Eu próprio editei, pela Protótipo do Rio, “A volta dos dinossauros” (92) e “A caixa lunar” (94), livretos que comporiam a “Coleção Carqueija”, logo abandonada.
Não esqueço os álbuns artesanais saídos em Porto Alegre, os volumes I e II da Antologia Antares (editados respectivamente em 1986 e 1991 por Jane Teresinha Mondello de Souza) e a “Coletânea do Fim do Nada”, lançada em 1998 pelo Dr. Ruby Felisbino Medeiros.
De Jane Teresinha consta a existência de uns quatro livros misteriosos que devem ter sido edições populares mas que nunca pude localizar.
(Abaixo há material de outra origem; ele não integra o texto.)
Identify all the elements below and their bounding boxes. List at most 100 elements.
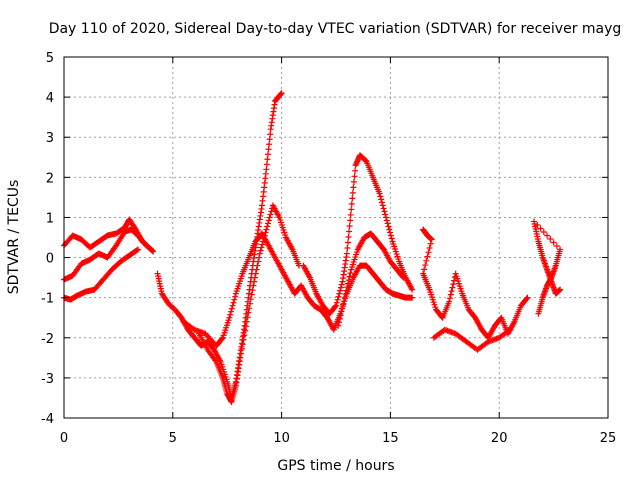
data-point: [343, 287, 350, 294]
data-point: [277, 91, 284, 98]
data-point: [256, 254, 263, 261]
data-point: [344, 239, 351, 246]
data-point: [338, 308, 345, 315]
data-point: [232, 293, 239, 300]
data-point: [426, 245, 433, 252]
series-track-i: [420, 226, 531, 341]
data-point: [346, 222, 353, 229]
data-point: [346, 273, 353, 280]
data-point: [226, 314, 233, 321]
data-point: [255, 258, 262, 265]
data-point: [256, 250, 263, 257]
data-point: [425, 249, 432, 256]
data-point: [334, 296, 341, 303]
data-point: [400, 274, 407, 281]
data-point: [447, 291, 454, 298]
y-tick-label: -4: [41, 412, 54, 427]
data-point: [133, 247, 140, 254]
y-tick-label: 5: [46, 51, 54, 66]
data-point: [335, 322, 342, 329]
data-point: [231, 296, 238, 303]
x-axis-label: GPS time / hours: [277, 458, 394, 474]
data-point: [381, 208, 388, 215]
data-point: [245, 309, 252, 316]
y-tick-label: 3: [46, 131, 54, 146]
axis-ticks: 0 5 10 15 20 25 -4 -3 -2 -1 0 1 2 3 4 5: [41, 51, 616, 446]
data-point: [264, 223, 271, 230]
data-point: [523, 295, 530, 302]
data-point: [247, 300, 254, 307]
data-point: [229, 302, 236, 309]
data-point: [340, 301, 347, 308]
data-point: [345, 233, 352, 240]
data-point: [550, 239, 557, 246]
y-tick-label: -3: [41, 372, 54, 387]
y-axis-label: SDTVAR / TECUs: [6, 180, 22, 295]
data-point: [257, 247, 264, 254]
data-point: [378, 196, 385, 203]
data-point: [278, 90, 285, 97]
data-point: [333, 299, 340, 306]
data-point: [421, 266, 428, 273]
data-point: [263, 161, 270, 168]
data-point: [348, 200, 355, 207]
data-point: [387, 232, 394, 239]
data-point: [244, 314, 251, 321]
data-point: [348, 206, 355, 213]
data-point: [253, 266, 260, 273]
data-point: [388, 235, 395, 242]
data-point: [383, 214, 390, 221]
data-point: [254, 262, 261, 269]
data-point: [409, 294, 416, 301]
data-point: [263, 226, 270, 233]
data-point: [380, 205, 387, 212]
data-point: [341, 294, 348, 301]
data-point: [449, 284, 456, 291]
data-point: [242, 323, 249, 330]
data-point: [242, 327, 249, 334]
data-point: [399, 273, 406, 280]
data-point: [333, 302, 339, 309]
data-point: [266, 136, 273, 143]
data-point: [337, 287, 344, 294]
data-point: [423, 257, 430, 264]
data-point: [228, 305, 235, 312]
data-point: [259, 241, 266, 248]
x-tick-label: 20: [491, 431, 508, 446]
data-point: [263, 166, 270, 173]
y-tick-label: 0: [46, 252, 54, 267]
data-point: [540, 228, 547, 235]
data-point: [346, 228, 353, 235]
data-point: [227, 311, 234, 318]
data-point: [386, 226, 393, 233]
data-point: [352, 167, 359, 174]
data-point: [237, 354, 244, 361]
data-point: [336, 315, 343, 322]
data-point: [230, 299, 237, 306]
y-tick-label: -1: [41, 292, 54, 307]
data-point: [266, 214, 273, 221]
data-point: [267, 211, 274, 218]
data-point: [557, 286, 564, 293]
series-track-f: [180, 230, 416, 349]
data-point: [344, 284, 351, 291]
data-point: [524, 294, 531, 301]
data-point: [252, 270, 259, 277]
data-point: [337, 312, 344, 319]
y-tick-label: -2: [41, 332, 54, 347]
data-point: [265, 151, 271, 158]
data-point: [258, 244, 265, 251]
data-point: [428, 236, 435, 243]
data-point: [265, 217, 272, 224]
y-tick-label: 4: [46, 91, 54, 106]
data-point: [344, 280, 351, 287]
chart-title: Day 110 of 2020, Sidereal Day-to-day VTE…: [49, 21, 622, 37]
data-point: [335, 319, 342, 326]
data-point: [422, 262, 429, 269]
series-track-a: [61, 216, 157, 255]
data-point: [347, 270, 354, 277]
data-point: [379, 202, 386, 209]
data-point: [547, 236, 554, 243]
data-point: [505, 327, 512, 334]
data-point: [251, 274, 258, 281]
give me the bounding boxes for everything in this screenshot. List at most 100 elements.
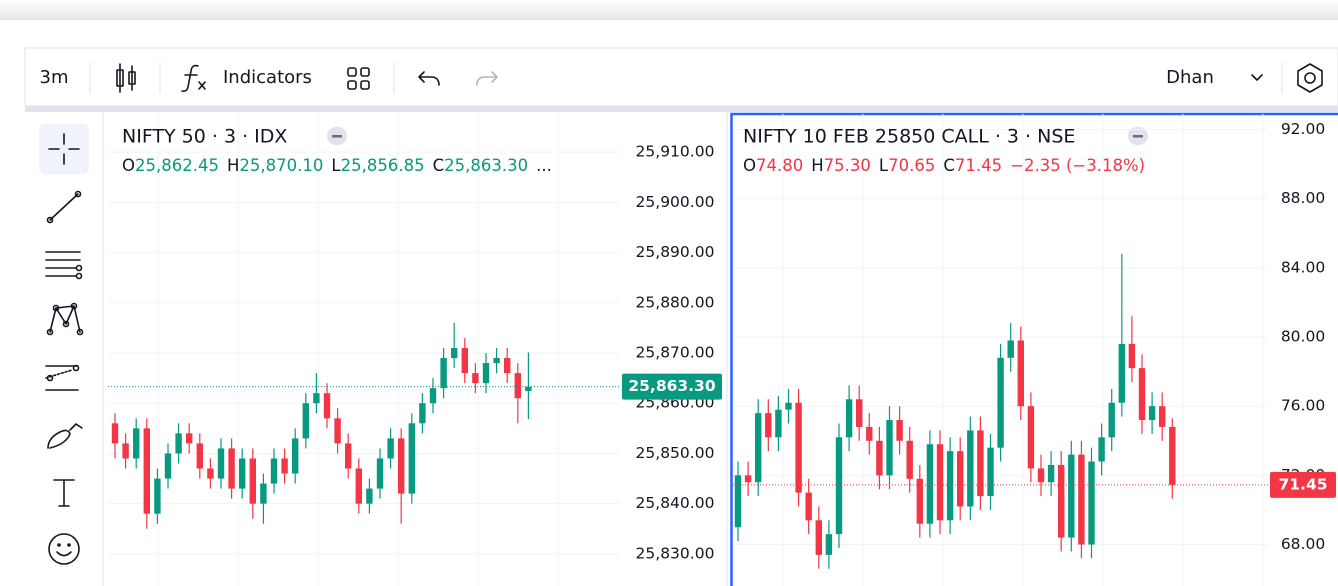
candle-body xyxy=(249,458,256,504)
candle-body xyxy=(795,402,802,493)
candle-body xyxy=(217,448,225,479)
ohlc-value: 75.30 xyxy=(824,156,871,175)
y-tick-label: 25,900.00 xyxy=(636,193,715,211)
candle-body xyxy=(376,458,384,489)
pattern-tool[interactable] xyxy=(46,302,84,336)
candle-body xyxy=(805,492,812,521)
candle-body xyxy=(1128,343,1136,369)
crosshair-tool[interactable] xyxy=(48,133,80,165)
candle-body xyxy=(387,438,394,459)
y-tick-label: 25,830.00 xyxy=(636,544,715,562)
undo-button[interactable] xyxy=(418,71,440,86)
pin-icon xyxy=(1133,135,1143,138)
candle-body xyxy=(408,423,415,494)
ohlc-legend: O25,862.45 H25,870.10 L25,856.85 C25,863.30… xyxy=(122,156,552,175)
y-tick-label: 88.00 xyxy=(1281,189,1325,207)
candle-body xyxy=(916,478,923,524)
y-tick-label: 25,910.00 xyxy=(636,143,715,161)
candle-type-button[interactable] xyxy=(116,63,136,93)
emoji-tool[interactable] xyxy=(48,533,80,565)
candle-body xyxy=(196,443,203,469)
candle-body xyxy=(845,399,853,438)
ohlc-prefix: O xyxy=(743,156,756,175)
candle-body xyxy=(926,444,934,524)
crosshair-active-bg xyxy=(39,124,89,174)
y-tick-label: 25,850.00 xyxy=(636,444,715,462)
y-tick-label: 68.00 xyxy=(1281,535,1325,553)
y-tick-label: 80.00 xyxy=(1281,328,1325,346)
candle-body xyxy=(977,430,984,497)
candle-body xyxy=(334,418,341,444)
interval-button[interactable]: 3m xyxy=(40,67,69,88)
candle-body xyxy=(785,402,792,410)
ohlc-value: 25,856.85 xyxy=(341,156,425,175)
settings-button[interactable] xyxy=(1297,63,1323,93)
candle-body xyxy=(313,393,320,404)
candle-body xyxy=(482,363,490,384)
candle-body xyxy=(143,428,150,514)
change-value: −2.35 (−3.18%) xyxy=(1010,156,1145,175)
text-tool[interactable] xyxy=(53,479,75,507)
candle-body xyxy=(1108,402,1115,438)
candle-body xyxy=(270,458,278,484)
ohlc-prefix: L xyxy=(331,156,341,175)
candle-body xyxy=(906,440,913,479)
candle-body xyxy=(815,520,822,555)
ohlc-legend: O74.80 H75.30 L70.65 C71.45 −2.35 (−3.18%) xyxy=(743,156,1145,175)
candle-body xyxy=(366,488,373,504)
trendline-tool[interactable] xyxy=(46,190,82,224)
candle-body xyxy=(835,437,843,535)
candle-body xyxy=(1138,368,1146,421)
candle-body xyxy=(957,451,964,507)
candle-body xyxy=(1017,340,1024,407)
candle-body xyxy=(207,468,214,479)
candle-body xyxy=(1007,340,1014,358)
divider xyxy=(25,106,1338,112)
candle-body xyxy=(744,475,752,483)
candle-body xyxy=(186,433,193,444)
ohlc-value: 71.45 xyxy=(955,156,1002,175)
candle-body xyxy=(302,403,309,439)
candle-body xyxy=(355,468,362,504)
candle-body xyxy=(451,347,458,359)
candle-body xyxy=(514,373,521,399)
broker-button[interactable]: Dhan xyxy=(1166,67,1214,88)
y-tick-label: 25,870.00 xyxy=(636,344,715,362)
broker-dropdown[interactable] xyxy=(1251,74,1263,81)
redo-button[interactable] xyxy=(476,71,498,86)
y-tick-label: 25,880.00 xyxy=(636,293,715,311)
candle-body xyxy=(345,443,352,469)
candle-body xyxy=(1118,343,1125,403)
candle-body xyxy=(504,358,511,374)
candles xyxy=(111,322,532,529)
layout-button[interactable] xyxy=(347,67,370,90)
drawing-toolbar xyxy=(25,112,104,586)
candle-body xyxy=(239,458,246,489)
chart-title: NIFTY 50 · 3 · IDX xyxy=(122,126,287,148)
candle-body xyxy=(175,433,182,454)
candle-body xyxy=(1027,406,1035,469)
candle-body xyxy=(896,420,903,441)
candle-body xyxy=(419,403,426,424)
ohlc-prefix: L xyxy=(879,156,889,175)
indicators-button[interactable]: Indicators xyxy=(223,67,312,88)
candle-body xyxy=(1037,468,1045,483)
candle-body xyxy=(323,393,331,419)
candle-body xyxy=(886,420,893,476)
candle-body xyxy=(461,347,468,374)
toolbar: 3m Indicators Dhan xyxy=(24,47,1338,107)
fib-tool[interactable] xyxy=(45,251,83,280)
fx-icon[interactable] xyxy=(181,64,206,92)
prediction-tool[interactable] xyxy=(45,364,80,391)
y-tick-label: 92.00 xyxy=(1281,120,1325,138)
y-tick-label: 25,890.00 xyxy=(636,243,715,261)
pin-icon xyxy=(332,135,342,138)
more-values: ... xyxy=(536,156,552,175)
candle-body xyxy=(866,426,873,441)
candle-body xyxy=(856,399,863,427)
candle-body xyxy=(765,413,772,438)
ohlc-prefix: H xyxy=(811,156,823,175)
brush-tool[interactable] xyxy=(47,423,83,449)
candle-body xyxy=(133,428,140,459)
toolbar-bg xyxy=(25,112,103,586)
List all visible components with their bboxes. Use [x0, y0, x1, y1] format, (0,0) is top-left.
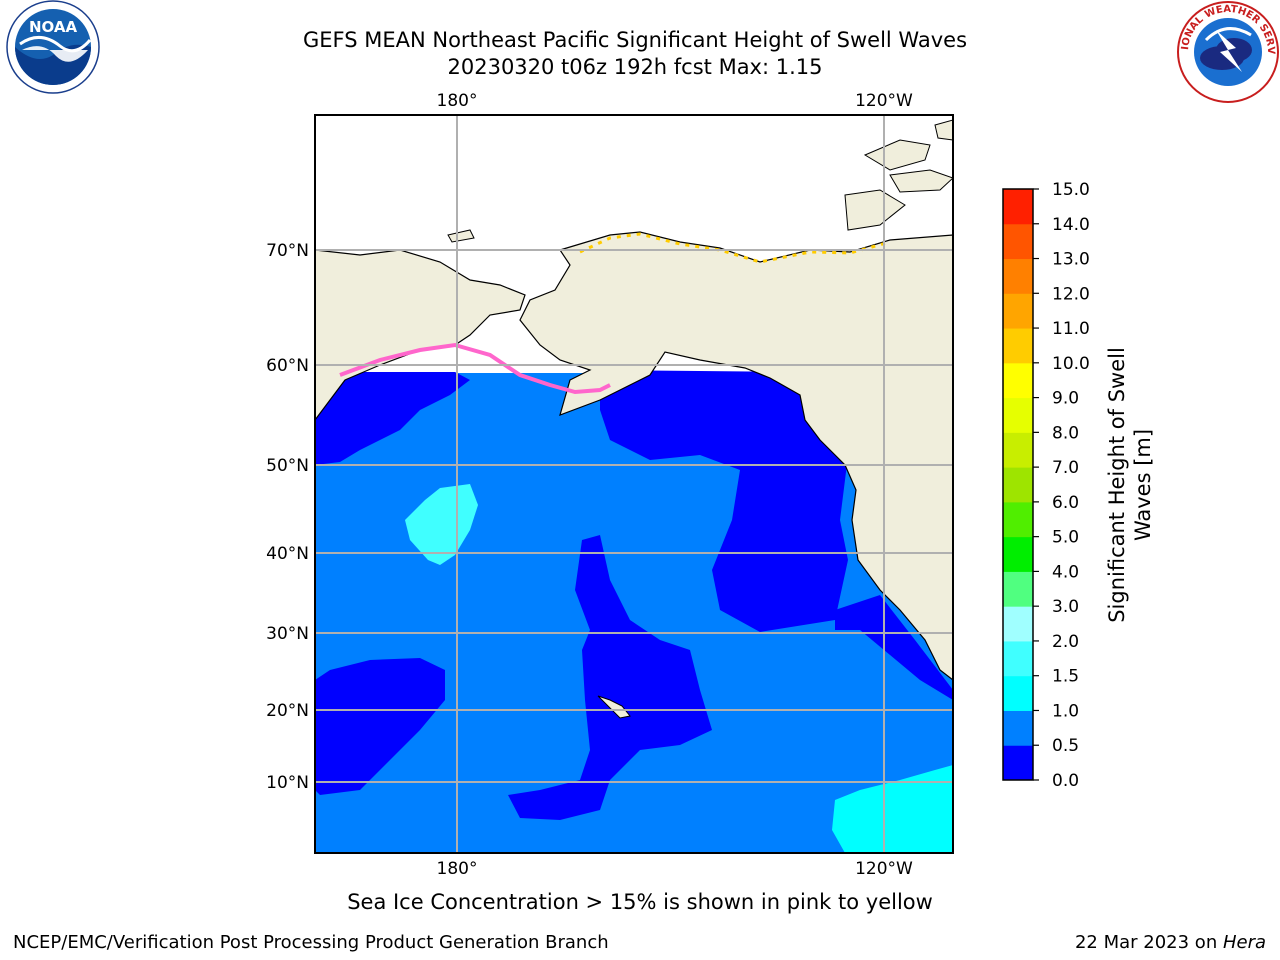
colorbar-tick-label: 1.5	[1052, 667, 1079, 687]
colorbar-segment	[1003, 432, 1033, 468]
colorbar-tick-label: 4.0	[1052, 562, 1079, 582]
noaa-logo: NOAA	[6, 0, 100, 94]
colorbar-tick-label: 14.0	[1052, 215, 1090, 235]
colorbar-tick-label: 9.0	[1052, 389, 1079, 409]
colorbar-tick-label: 12.0	[1052, 284, 1090, 304]
sea-ice-edge-arctic	[579, 232, 891, 264]
graticule	[315, 115, 953, 853]
land-arctic-island-2	[889, 169, 953, 193]
colorbar-tick-label: 6.0	[1052, 493, 1079, 513]
lat-label-60n: 60°N	[266, 356, 309, 376]
colorbar-segment	[1003, 328, 1033, 364]
map-area	[315, 115, 953, 853]
colorbar	[1003, 189, 1033, 781]
colorbar-segment	[1003, 571, 1033, 607]
lon-label-top-180: 180°	[437, 91, 478, 111]
colorbar-tick-label: 11.0	[1052, 319, 1090, 339]
colorbar-label-line1: Significant Height of Swell	[1105, 347, 1129, 623]
colorbar-frame	[1002, 188, 1034, 781]
lon-label-bottom-120w: 120°W	[855, 859, 913, 879]
cyan-patch-southeast	[832, 765, 953, 853]
footer-machine: Hera	[1222, 932, 1266, 953]
colorbar-segment	[1003, 536, 1033, 572]
land-arctic-island-4	[934, 119, 953, 141]
colorbar-segment	[1003, 640, 1033, 677]
colorbar-tick-label: 8.0	[1052, 423, 1079, 443]
lat-label-70n: 70°N	[266, 241, 309, 261]
colorbar-tick-label: 5.0	[1052, 528, 1079, 548]
lat-label-10n: 10°N	[266, 773, 309, 793]
low-swell-northwest	[315, 372, 470, 465]
land-arctic-island-3	[844, 189, 906, 231]
colorbar-segment	[1003, 258, 1033, 294]
colorbar-tick-label: 10.0	[1052, 354, 1090, 374]
colorbar-segment	[1003, 189, 1033, 225]
colorbar-segment	[1003, 467, 1033, 503]
colorbar-segment	[1003, 397, 1033, 433]
colorbar-ticks: 0.0 0.5 1.0 1.5 2.0 3.0 4.0 5.0 6.0 7.0 8.0 9.0 10.0…	[1033, 180, 1090, 791]
land-hawaii	[597, 695, 631, 719]
noaa-logo-text: NOAA	[29, 18, 78, 36]
cyan-patch-northwest	[405, 484, 478, 565]
colorbar-tick-label: 7.0	[1052, 458, 1079, 478]
colorbar-segment	[1003, 710, 1033, 746]
colorbar-tick-label: 0.0	[1052, 771, 1079, 791]
map-frame	[314, 114, 954, 854]
lat-label-50n: 50°N	[266, 456, 309, 476]
lat-label-30n: 30°N	[266, 624, 309, 644]
colorbar-segment	[1003, 606, 1033, 642]
colorbar-tick-label: 1.0	[1052, 701, 1079, 721]
caption: Sea Ice Concentration > 15% is shown in …	[347, 890, 933, 914]
land-arctic-island-1	[863, 139, 931, 171]
footer-date-text: 22 Mar 2023 on	[1074, 932, 1223, 953]
chart-subtitle: 20230320 t06z 192h fcst Max: 1.15	[447, 55, 823, 79]
colorbar-segment	[1003, 675, 1033, 711]
lat-label-40n: 40°N	[266, 544, 309, 564]
colorbar-tick-label: 3.0	[1052, 597, 1079, 617]
colorbar-segment	[1003, 362, 1033, 399]
colorbar-segment	[1003, 223, 1033, 260]
lon-label-top-120w: 120°W	[855, 91, 913, 111]
colorbar-tick-label: 0.5	[1052, 736, 1079, 756]
low-swell-coast	[835, 595, 953, 700]
low-swell-southwest	[315, 658, 445, 795]
land-siberia	[315, 249, 526, 421]
nws-logo: NATIONAL WEATHER SERVICE	[1176, 0, 1279, 103]
colorbar-tick-label: 13.0	[1052, 250, 1090, 270]
low-swell-central	[508, 535, 712, 820]
land-wrangel-island	[447, 229, 475, 243]
colorbar-tick-label: 15.0	[1052, 180, 1090, 200]
low-swell-north-central	[600, 370, 850, 632]
chart-title: GEFS MEAN Northeast Pacific Significant …	[302, 28, 968, 52]
colorbar-segment	[1003, 501, 1033, 538]
colorbar-label-line2: Waves [m]	[1131, 429, 1155, 541]
footer-date: 22 Mar 2023 on Hera	[1075, 932, 1266, 953]
colorbar-segment	[1003, 293, 1033, 329]
lon-label-bottom-180: 180°	[437, 859, 478, 879]
colorbar-tick-label: 2.0	[1052, 632, 1079, 652]
lat-label-20n: 20°N	[266, 701, 309, 721]
colorbar-segment	[1003, 745, 1033, 781]
footer-credit: NCEP/EMC/Verification Post Processing Pr…	[13, 932, 609, 953]
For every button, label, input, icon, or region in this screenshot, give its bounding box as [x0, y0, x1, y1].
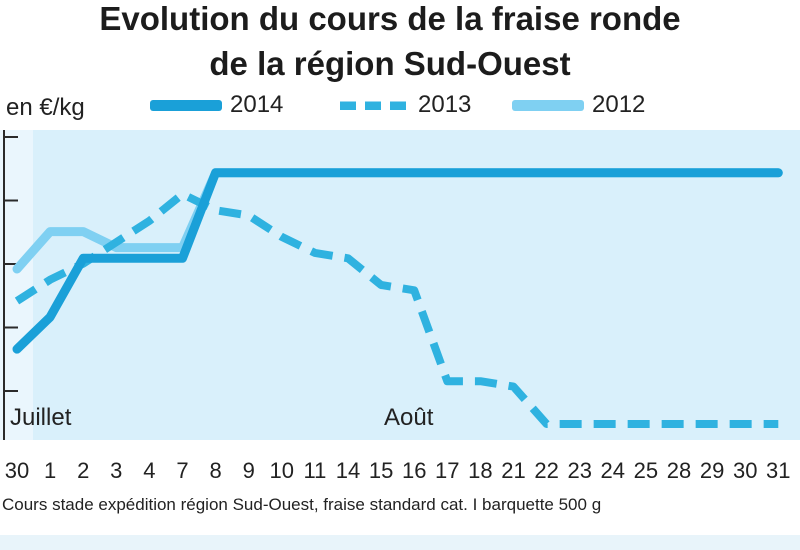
x-tick-label: 1 [44, 458, 56, 483]
legend-label-2014: 2014 [230, 91, 284, 118]
y-axis-unit-label: en €/kg [6, 94, 85, 121]
x-tick-label: 14 [336, 458, 360, 483]
plot-area-left-strip [0, 130, 33, 440]
x-tick-label: 31 [766, 458, 790, 483]
x-tick-label: 16 [402, 458, 426, 483]
x-tick-label: 25 [634, 458, 658, 483]
plot-area [33, 130, 800, 440]
x-tick-label: 7 [176, 458, 188, 483]
month-label-juillet: Juillet [10, 404, 72, 431]
legend-label-2012: 2012 [592, 91, 646, 118]
x-tick-label: 11 [303, 458, 326, 483]
x-tick-label: 23 [567, 458, 591, 483]
x-tick-label: 2 [77, 458, 89, 483]
chart-title-line-1: Evolution du cours de la fraise ronde [99, 0, 681, 37]
x-tick-label: 4 [143, 458, 155, 483]
legend-item-2014: 2014 [150, 91, 283, 119]
x-tick-label: 17 [435, 458, 459, 483]
x-tick-label: 30 [5, 458, 29, 483]
x-tick-label: 22 [534, 458, 558, 483]
x-tick-label: 15 [369, 458, 393, 483]
x-tick-label: 9 [243, 458, 255, 483]
x-tick-label: 21 [501, 458, 525, 483]
source-note: Cours stade expédition région Sud-Ouest,… [2, 495, 602, 514]
x-tick-label: 28 [667, 458, 691, 483]
legend-item-2012: 2012 [512, 91, 645, 119]
legend-swatch-2012 [512, 99, 584, 111]
legend-item-2013: 2013 [338, 91, 471, 119]
x-tick-label: 30 [733, 458, 757, 483]
chart-title-line-2: de la région Sud-Ouest [209, 45, 571, 82]
series-line-2014 [12, 168, 783, 354]
month-label-aout: Août [384, 404, 434, 431]
footer-band [0, 535, 800, 550]
x-tick-label: 29 [700, 458, 724, 483]
x-tick-label: 24 [601, 458, 625, 483]
x-tick-label: 8 [209, 458, 221, 483]
legend-label-2013: 2013 [418, 91, 472, 118]
legend-swatch-2013 [340, 101, 408, 110]
x-tick-label: 18 [468, 458, 492, 483]
x-tick-label: 3 [110, 458, 122, 483]
x-tick-label: 10 [270, 458, 294, 483]
legend-swatch-2014 [150, 99, 222, 111]
series-line-2013 [14, 190, 779, 428]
Há edições de bolso saídas nas bancas de jornal escritos por R.F. Luchetti sob pseudônimo, e certamente muitos outros trabalhos de autores nacionais escondidos em pseudônimos estrangeiros, misturados nessas coleções em formatinho, livrinhos de aspecto insignificante, mal impressos e mal ou nada revisados, que infestavam, em vários gêneros (inclusive FC, terror, policial e espionagem) as nossas bancas pelas décadas de 60, 70 e 80. A identidade brasileira do autor pode ser suspeitada quando não se encontra referência ao título original, editor idem, e quando não se diz quem fez a tradução. E quando nada se sabe sobre o autor.
NOTA em 21/12/2017: este artigo, tal como se encontra escrito e com pouquíssimas alterações, foi escrito entre 15 e 28 de abril de 2004 e conservado inédito até por fazer parte de pesquisas que afinal não foram levadas adiante. Com certeza, muitos títulos posteriores poderiam ser acrescentados. Limitar-me-ei porém a algumas observações:
A listagem parcial acima apresentada não especifica ou entra na questão da qualidade dos livros relacionados ou relacionáveis. Alguns são mesmo de extremo mau gosto. Outros há que vale a pena ler, ou que pelo menos valem como curiosidade.
O terceiro volume da segunda série da Coleção Fantástica, assinado por Rogério Amaral de Vasconcellos, saiu com êrro no título: em vez de “O encubado” o certo seria “O incubado”.
A série das aventuras de Dick Peter é mais ampla do que na época escrevi. Posteriormente descobri que o autor, Jeronymo Monteiro, já o havia apresentado como herói de novela radiofônica em 1937 e os livros começaram a sair em 1938. Portanto, o que saiu no final da década de 40 já foi uma segunda série. Parece terem sido uns 15 volumes, sendo os mais antigos, os mais difíceis de localizar.